La ambigüedad calculada de China

Josep Piqué EXMINISTRO DE INDUSTRIA Y DE ASUNTOS EXTERIORES

OPINIÓN

María Pedreda

20 mar 2022 . Actualizado a las 05:00 h.

La invasión de Ucrania está teniendo consecuencias tectónicas a nivel global. Basten como ejemplos el refuerzo de la OTAN y el vínculo atlántico con Estados Unidos y su compromiso con la defensa de Europa, los avances en la integración europea como proyecto político (con un cambio histórico por parte de Alemania, el debate sobre políticas comunes en energía y en inmigración y asilo, el incremento de los presupuestos de Defensa y la compatibilización entre la autonomía estratégica europea y el refuerzo del pilar en la Alianza Atlántica), el abandono de la neutralidad de Suecia, Finlandia o Suiza, la imposición de sanciones inéditas o el rotundo rechazo internacional a avalar las decisiones de Putin, a pesar de los múltiples intereses afectados.

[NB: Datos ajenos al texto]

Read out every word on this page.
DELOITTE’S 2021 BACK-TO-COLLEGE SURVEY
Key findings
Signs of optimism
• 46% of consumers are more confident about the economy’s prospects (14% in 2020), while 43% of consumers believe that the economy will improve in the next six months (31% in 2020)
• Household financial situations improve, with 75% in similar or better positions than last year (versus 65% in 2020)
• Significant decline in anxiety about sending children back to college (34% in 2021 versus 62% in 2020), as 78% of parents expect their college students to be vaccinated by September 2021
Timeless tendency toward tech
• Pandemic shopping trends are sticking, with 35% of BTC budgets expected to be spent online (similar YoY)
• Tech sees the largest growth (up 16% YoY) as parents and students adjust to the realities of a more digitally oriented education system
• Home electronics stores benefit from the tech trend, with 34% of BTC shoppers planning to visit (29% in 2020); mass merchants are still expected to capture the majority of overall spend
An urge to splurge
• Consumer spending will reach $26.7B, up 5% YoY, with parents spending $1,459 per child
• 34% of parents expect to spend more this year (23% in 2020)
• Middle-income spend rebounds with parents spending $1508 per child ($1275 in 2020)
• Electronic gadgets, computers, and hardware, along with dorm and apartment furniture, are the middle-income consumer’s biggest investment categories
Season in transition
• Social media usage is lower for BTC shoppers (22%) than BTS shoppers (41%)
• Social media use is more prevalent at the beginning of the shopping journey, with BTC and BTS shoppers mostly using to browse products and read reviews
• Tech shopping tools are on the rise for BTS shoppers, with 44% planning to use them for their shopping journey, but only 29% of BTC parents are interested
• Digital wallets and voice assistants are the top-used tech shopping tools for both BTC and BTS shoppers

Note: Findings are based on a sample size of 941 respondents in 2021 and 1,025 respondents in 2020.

 No obstante, todo eso no puede hacernos olvidar que el centro de gravedad del planeta y el mayor foco de tensión se sitúa en el Indopacífico y en la confrontación sistémica entre China y Estados Unidos. Y que China está ante contradicciones que debe resolver si quiere jugar el papel de potencia responsable capaz de competir —y sustituir— a Estados Unidos como gran superpotencia global.

De ahí su ambigüedad y su difícil sostenibilidad en el tiempo. Por una parte, comparte con Rusia su voluntad de erosionar el orden liberal internacional y el liderazgo global de Estados Unidos. También su afinidad al compartir modelos políticos autoritarios basados en el control totalitario de la sociedad.

Asimismo, la crisis ucraniana obliga a Estados Unidos a involucrarse de nuevo en la defensa de Europa y mantener el vínculo atlántico y así diversificar su atención estratégica, que deseaba concentrar en el Indopacífico y en la contención del crecientemente agresivo expansionismo chino y su voluntad de desplazar a Estados Unidos de su presencia en la región.

Todo ello ha llevado a una creciente asociación de intereses estratégicos (que no alianza en sentido estricto, que obligaría a la defensa mutua) entre las dos autocracias, incluyendo los intercambios comerciales, tecnológicos, energéticos o militares.

Sin embargo, por otra parte, la intervención rusa (no apoyada por China) es contraria a la agenda y a los tiempos que le interesan a Pekín. Una agenda que incluye el rechazo a las intervenciones destinadas a socavar la integridad territorial de los Estados (e intereses contradictorios en Asia central o Siberia oriental) y unos tiempos que, considerando la integración de Taiwán en la República Popular China, son de más largo plazo y con etapas de maduración distintas.

Pero lo más importante es que a China no le interesa en absoluto el desacoplamiento con Occidente, ya que lo necesita imperiosamente para seguir creciendo y, por consiguiente, necesita estabilidad, desarrollo de su gran estrategia de proyección global —la nueva Ruta de la Seda—, continuidad de cadenas globales de valor y, por el momento, defensa del multilateralismo. Y, desde luego, que no le sean de aplicación las sanciones que están llevando al colapso económico y financiero de Rusia.

De ahí que se esfuerce en aparentar una neutralidad asimétrica (apoyo verbal a Rusia, pero límites a la cooperación que esta necesita para aliviar el impacto de las sanciones, y posibles ofertas de mediación).

Pero no puede mantenerla mucho tiempo. Los costes a medio y largo plazo de apoyar a Rusia pueden ser superiores a los beneficios a corto. Y la tradición confuciana sobre los intereses de China contiene una mirada más estratégica que táctica.